This work is licensed under a Abstract
Mutations in hepatocyte nuclear factor 1β gene (HNF1B) are responsible for a multisystemic syndrome where monogenic diabetes (classically known as MODY 5) and renal anomalies, mostly cysts, are the most characteristic findings. Urogenital malformations, altered liver function tests, hypomagnesemia or hyperuricemia and gout are also part of the syndrome. Diabetes in these patients usually requires early insulinization. We present the case of a young non-obese male patient with a personal history of renal multicystic dysplasia and a debut of diabetes during adolescence with simple hyperglycemia, negative pancreatic autoimmunity and detectable C-peptide levels. He also presented epididymal and seminal vesicle cysts, hypertransaminasemia, hyperuricemia and low magnesium levels. In the light of these facts we considered the possibility of a HNF1B mutation. The sequencing study of this gene confirmed a heterozygous mutation leading to a truncated and less functional protein. Genetic studies of his relatives were negative; consequently, it was classified as a de novo mutation. In particular, our patient maintained good control of his diabetes on oral antidiabetic agents for a long period of time. He eventually needed insulinization although oral therapy was continued alongside, allowing reduction of prandial insulin requirements. The real prevalence of mutations in HNF1B is probably underestimated owing to a wide phenotypical variability. As endocrinologists, we should consider this possibility in young non-obese diabetic patients with a history of chronic non-diabetic nephropathy, especially in the presence of some of the other characteristic manifestations.
Learning points:
HNF1B mutations are a rare cause of monogenic diabetes, often being a part of a multisystemic syndrome.
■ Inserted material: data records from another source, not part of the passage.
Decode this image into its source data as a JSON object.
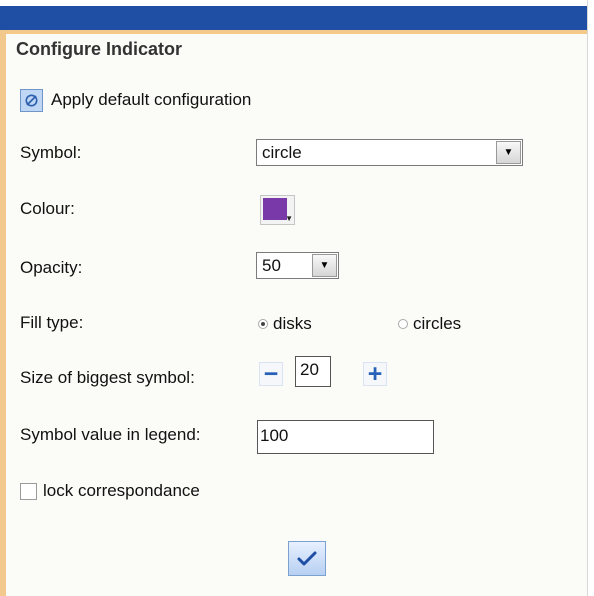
{
  "panel": {
    "title": "Configure Indicator"
  },
  "actions": {
    "apply_default": "Apply default configuration",
    "apply_default_icon": "reset-icon",
    "confirm_icon": "checkmark-icon"
  },
  "fields": {
    "symbol": {
      "label": "Symbol:",
      "value": "circle"
    },
    "colour": {
      "label": "Colour:",
      "value": "#7a39a9"
    },
    "opacity": {
      "label": "Opacity:",
      "value": "50"
    },
    "fill_type": {
      "label": "Fill type:",
      "selected": "disks",
      "options": [
        "disks",
        "circles"
      ]
    },
    "biggest_symbol_size": {
      "label": "Size of biggest symbol:",
      "value": "20",
      "decrease_icon": "minus-icon",
      "increase_icon": "plus-icon"
    },
    "legend_symbol_value": {
      "label": "Symbol value in legend:",
      "value": "100"
    },
    "lock": {
      "label": "lock correspondance",
      "checked": false
    }
  },
  "colors": {
    "header_blue": "#1f4ea5",
    "side_orange": "#f2c88c",
    "accent_blue": "#2862b8",
    "selected_colour": "#7a39a9"
  }
}
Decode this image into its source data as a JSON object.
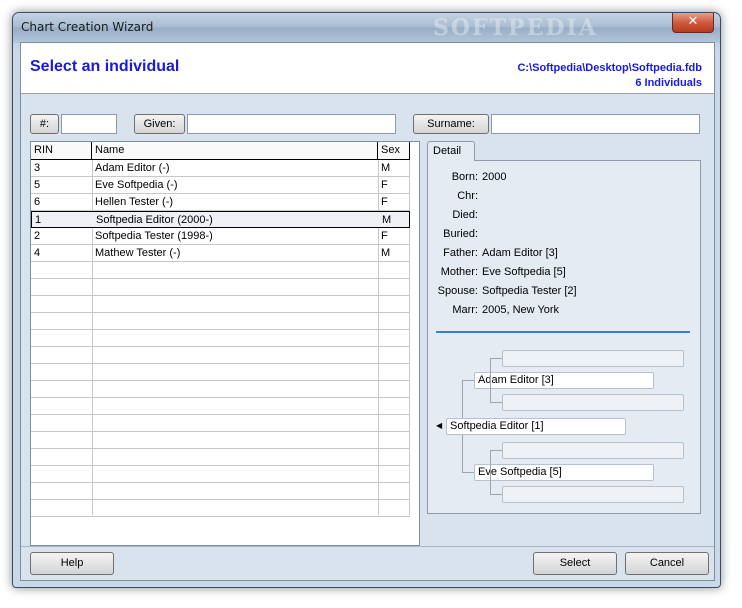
{
  "window": {
    "title": "Chart Creation Wizard",
    "watermark": "SOFTPEDIA",
    "close_glyph": "✕"
  },
  "header": {
    "title": "Select an individual",
    "file_path": "C:\\Softpedia\\Desktop\\Softpedia.fdb",
    "count": "6 Individuals"
  },
  "filters": {
    "number_label": "#:",
    "number_value": "",
    "given_label": "Given:",
    "given_value": "",
    "surname_label": "Surname:",
    "surname_value": ""
  },
  "grid": {
    "columns": [
      "RIN",
      "Name",
      "Sex"
    ],
    "rows": [
      {
        "rin": "3",
        "name": "Adam Editor (-)",
        "sex": "M"
      },
      {
        "rin": "5",
        "name": "Eve Softpedia (-)",
        "sex": "F"
      },
      {
        "rin": "6",
        "name": "Hellen Tester (-)",
        "sex": "F"
      },
      {
        "rin": "1",
        "name": "Softpedia Editor (2000-)",
        "sex": "M"
      },
      {
        "rin": "2",
        "name": "Softpedia Tester (1998-)",
        "sex": "F"
      },
      {
        "rin": "4",
        "name": "Mathew Tester (-)",
        "sex": "M"
      }
    ],
    "selected_row": 3
  },
  "detail": {
    "tab_label": "Detail",
    "fields": [
      {
        "label": "Born:",
        "value": "2000"
      },
      {
        "label": "Chr:",
        "value": ""
      },
      {
        "label": "Died:",
        "value": ""
      },
      {
        "label": "Buried:",
        "value": ""
      },
      {
        "label": "Father:",
        "value": "Adam Editor [3]"
      },
      {
        "label": "Mother:",
        "value": "Eve Softpedia [5]"
      },
      {
        "label": "Spouse:",
        "value": "Softpedia Tester [2]"
      },
      {
        "label": "Marr:",
        "value": "2005, New York"
      }
    ],
    "pedigree": {
      "subject": "Softpedia Editor [1]",
      "father": "Adam Editor [3]",
      "mother": "Eve Softpedia [5]"
    }
  },
  "buttons": {
    "help": "Help",
    "select": "Select",
    "cancel": "Cancel"
  },
  "colors": {
    "accent": "#1a1adf",
    "separator": "#3a7fd0"
  }
}
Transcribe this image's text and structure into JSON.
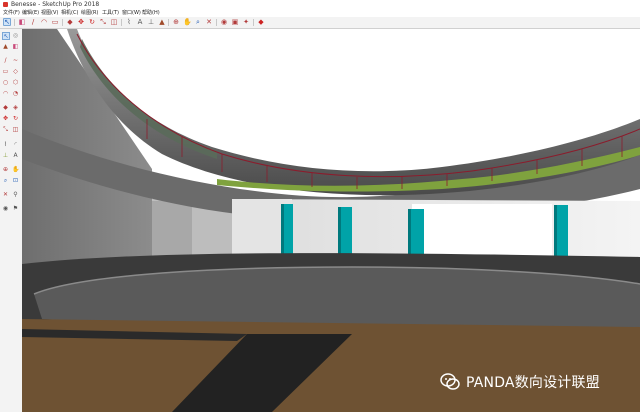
{
  "window": {
    "title": "Benesse - SketchUp Pro 2018"
  },
  "menu": [
    "文件(F)",
    "编辑(E)",
    "视图(V)",
    "相机(C)",
    "绘图(R)",
    "工具(T)",
    "窗口(W)",
    "帮助(H)"
  ],
  "toolbar": {
    "icons": [
      "select-icon",
      "eraser-icon",
      "line-icon",
      "arc-icon",
      "shape-icon",
      "pushpull-icon",
      "move-icon",
      "rotate-icon",
      "scale-icon",
      "offset-icon",
      "tape-icon",
      "text-icon",
      "axes-icon",
      "paint-icon",
      "orbit-icon",
      "pan-icon",
      "zoom-icon",
      "zoom-extents-icon",
      "section-icon",
      "warehouse-icon",
      "extension-icon",
      "ruby-icon"
    ]
  },
  "side_toolbar": {
    "icons": [
      "select-icon",
      "component-icon",
      "paint-icon",
      "eraser-icon",
      "line-icon",
      "freehand-icon",
      "rectangle-icon",
      "rotated-rect-icon",
      "circle-icon",
      "polygon-icon",
      "arc-icon",
      "pie-icon",
      "pushpull-icon",
      "followme-icon",
      "move-icon",
      "rotate-icon",
      "scale-icon",
      "offset-icon",
      "tape-icon",
      "protractor-icon",
      "axes-icon",
      "text-icon",
      "orbit-icon",
      "pan-icon",
      "zoom-icon",
      "zoom-window-icon",
      "section-icon",
      "walk-icon",
      "look-icon",
      "position-camera-icon"
    ]
  },
  "watermark": {
    "text": "PANDA数向设计联盟",
    "icon": "wechat-icon"
  },
  "colors": {
    "accent": "#00a3a8",
    "railing": "#8b1c2c",
    "floor": "#6e5233",
    "green_band": "#7fa23e"
  }
}
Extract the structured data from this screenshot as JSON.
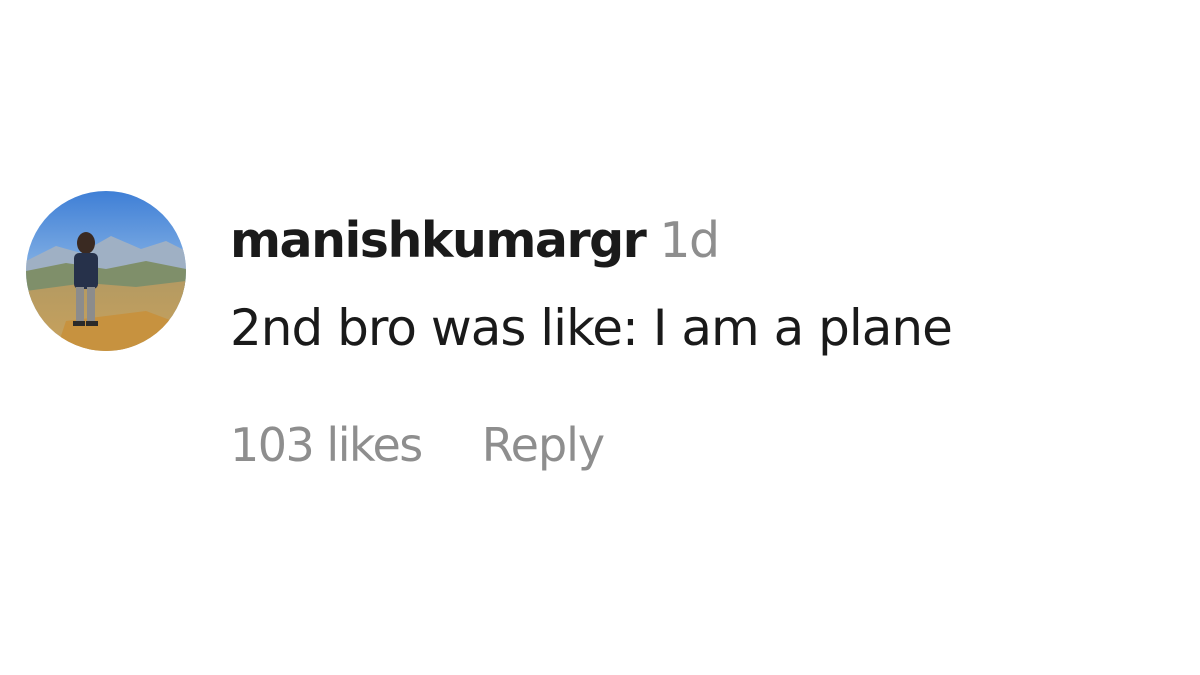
{
  "comment": {
    "avatar_icon": "user-avatar-photo",
    "username": "manishkumargr",
    "timestamp": "1d",
    "text": "2nd bro was like: I am a plane",
    "likes": "103 likes",
    "reply_label": "Reply"
  },
  "colors": {
    "text_primary": "#1a1a1a",
    "text_secondary": "#8e8e8e",
    "background": "#ffffff"
  }
}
The combination of young-onset diabetes and genitourinary anomalies with slowly progressive nephropathy of non-diabetic origin in non-obese subjects should rise the suspicion of such occurrence. A family history may not be present.
Once diagnosis is made, treatment of diabetes with oral agents is worth trying, since the response can be sustained for a longer period than the one usually described. Oral treatment can help postpone insulinization and, once this is necessary, can help reduce the required doses.
Background
The term MODY (maturity-onset diabetes of the young) has traditionally been used to designate a group of diabetes with the particular facts of young age at diagnosis (less than 25 years old) and absence of insulin dependence. The term monogenic diabetes is preferred now because it is known that it comprises a range of diabetes caused by mutations of autosomal dominant inheritance in different genes involved in insulin secretion by pancreatic beta cells (1). There are fourteen genes identified as responsible, implying different clinical presentations, responses to treatments and risks of chronic complications. Approximately 1–5% of all diabetes cases in the United States and other industrialized countries are thought to be monogenic (2), though the real prevalence is likely to be higher. The most frequent forms are those related to mutations in hepatocyte nuclear factor alfa or HNF1A and in glucokinase, also known as MODY 3 and 2 respectively. The HNF1B gene, also called TCF2, encodes the hepatocyte nuclear factor 1β (HNF1B), which is expressed during embryogenesis in kidney, pancreas, genitourinary epithelium, liver and lung (3). As a result, its heterozygous mutation produces a variable clinical spectrum, where the most frequent facts are kidney involvement and HNF1B-related monogenic diabetes or MODY 5. Genitourinary malformations, hyperuricemia, hypomagnesemia and hypertransaminasemia are also manifestations of the syndrome. All these features may be present without a family history, since half the mutations in HNF1B occur de novo (3).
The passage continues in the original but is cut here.